Upon closer inspection, you can find out why the first backlink isn’t actually as good as it seems. The referring domain — Freeola.net — is actually an internet service provider that features a list of recently-built websites.
That should explain why the linking page had a high number of external backlinks.
Remember, if you want to build a quality backlink, it must be weaved naturally within the page’s actual content — not somewhere in a website’s footer or among a list of 100+ websites. This is the only way to make sure it attracts clicks and directly supplies your website with organic traffic.
That said, what you need to do is look for blog posts that are contextually relevant to your niche.
In relation to the example above, take a look at the backlink below.
Workable CF and TF ratings? Check.
A reasonable number of external links? Check.
Relevant domain and content? You bet.
Looking at the linking page itself, you can also verify that the backlink is actually inserted naturally.
Without question, this particular backlink strategy is something you can also adopt. But before you get too excited, there’s one last thing you need to do.
4. Checking Your Competitor’s Content
In Long Tail Pro’s backlink analysis page, the final piece of the puzzle is the linked content.
Long story short, this is the type of content that the referring domain wants to link to.
Of course, this doesn’t mean you should write your own version of the “Caribbean Travel Tips.” But by visiting the content yourself, you should be able to pick up a few pointers on how to structure your next post.
You can also retrieve the backlinks of that specific page to discover potential link sources. Simply enter its URL in Long Tail Pro’s backlink analysis feature and watch it work.
Competitor backlink analysis is indeed one of the best ways to get a leg up in the competition.

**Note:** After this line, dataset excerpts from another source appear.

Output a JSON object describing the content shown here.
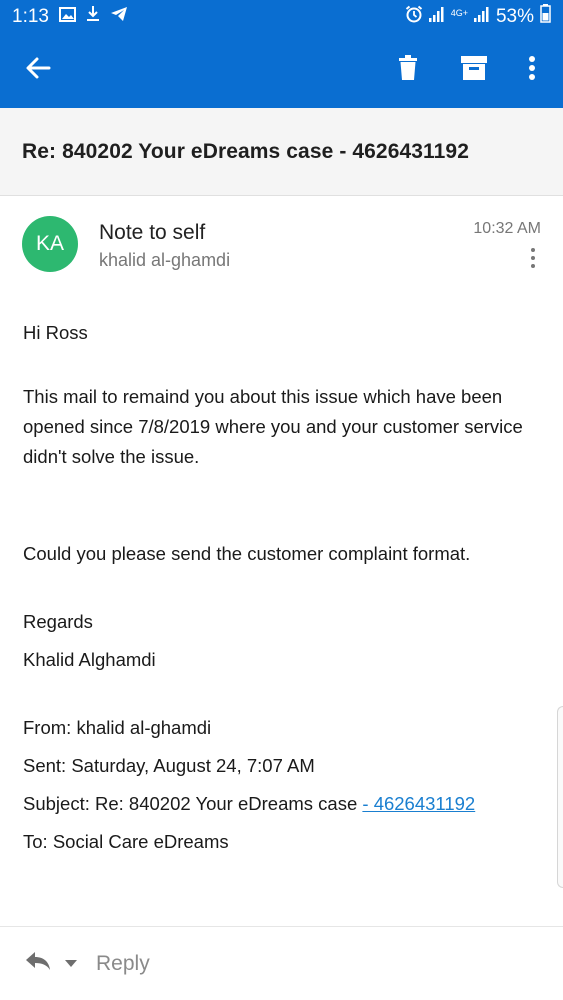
{
  "status_bar": {
    "time": "1:13",
    "network": "4G+",
    "battery": "53%",
    "icons": [
      "image-icon",
      "download-icon",
      "telegram-icon",
      "alarm-icon",
      "signal-icon",
      "signal-icon",
      "battery-icon"
    ]
  },
  "app_bar": {
    "icons": [
      "back-arrow-icon",
      "delete-icon",
      "archive-icon",
      "more-vert-icon"
    ]
  },
  "email": {
    "subject": "Re: 840202 Your eDreams case - 4626431192",
    "avatar_initials": "KA",
    "avatar_color": "#2db870",
    "sender_name": "Note to self",
    "sender_sub": "khalid al-ghamdi",
    "time": "10:32 AM",
    "greeting": "Hi Ross",
    "paragraph1": "This mail to remaind you about this issue which have been opened since 7/8/2019 where you and your customer service didn't solve the issue.",
    "paragraph2": "Could you please send the customer complaint format.",
    "regards": "Regards",
    "signature": "Khalid Alghamdi",
    "from_line": "From: khalid al-ghamdi",
    "sent_line": "Sent: Saturday, August 24, 7:07 AM",
    "subject_line_prefix": "Subject: Re: 840202 Your eDreams case ",
    "subject_line_link": "- 4626431192",
    "to_line": "To: Social Care eDreams"
  },
  "reply_bar": {
    "label": "Reply"
  },
  "colors": {
    "primary": "#0a6ed1",
    "link": "#1a7fd0"
  }
}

Rather than being nose-deep in research, it lets you concoct an effective link building strategy based on your competitor’s results.
It sounds sneaky, but it really works. Just be sure to remember the following when doing your competitor backlink analysis:
- Always start with your top competitors.

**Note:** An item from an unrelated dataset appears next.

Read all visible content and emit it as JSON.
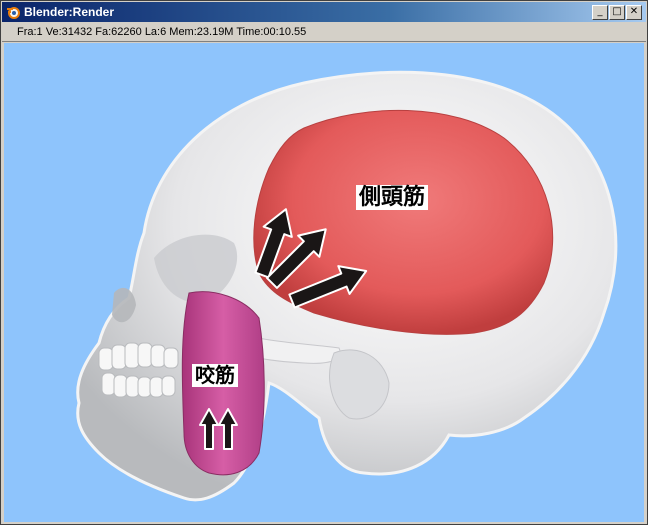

- Be knowledgeable of the important metrics that matter, such as the CF, TF, and the number of external links.
- When digging deeper, prioritize backlinks from niche-relevant websites.
- Know what you’re up against by observing your competitor’s content strategy.
Now that you know how to find competitor backlinks, you need to answer one last question:
When are you going to start with your competitor backlink analysis?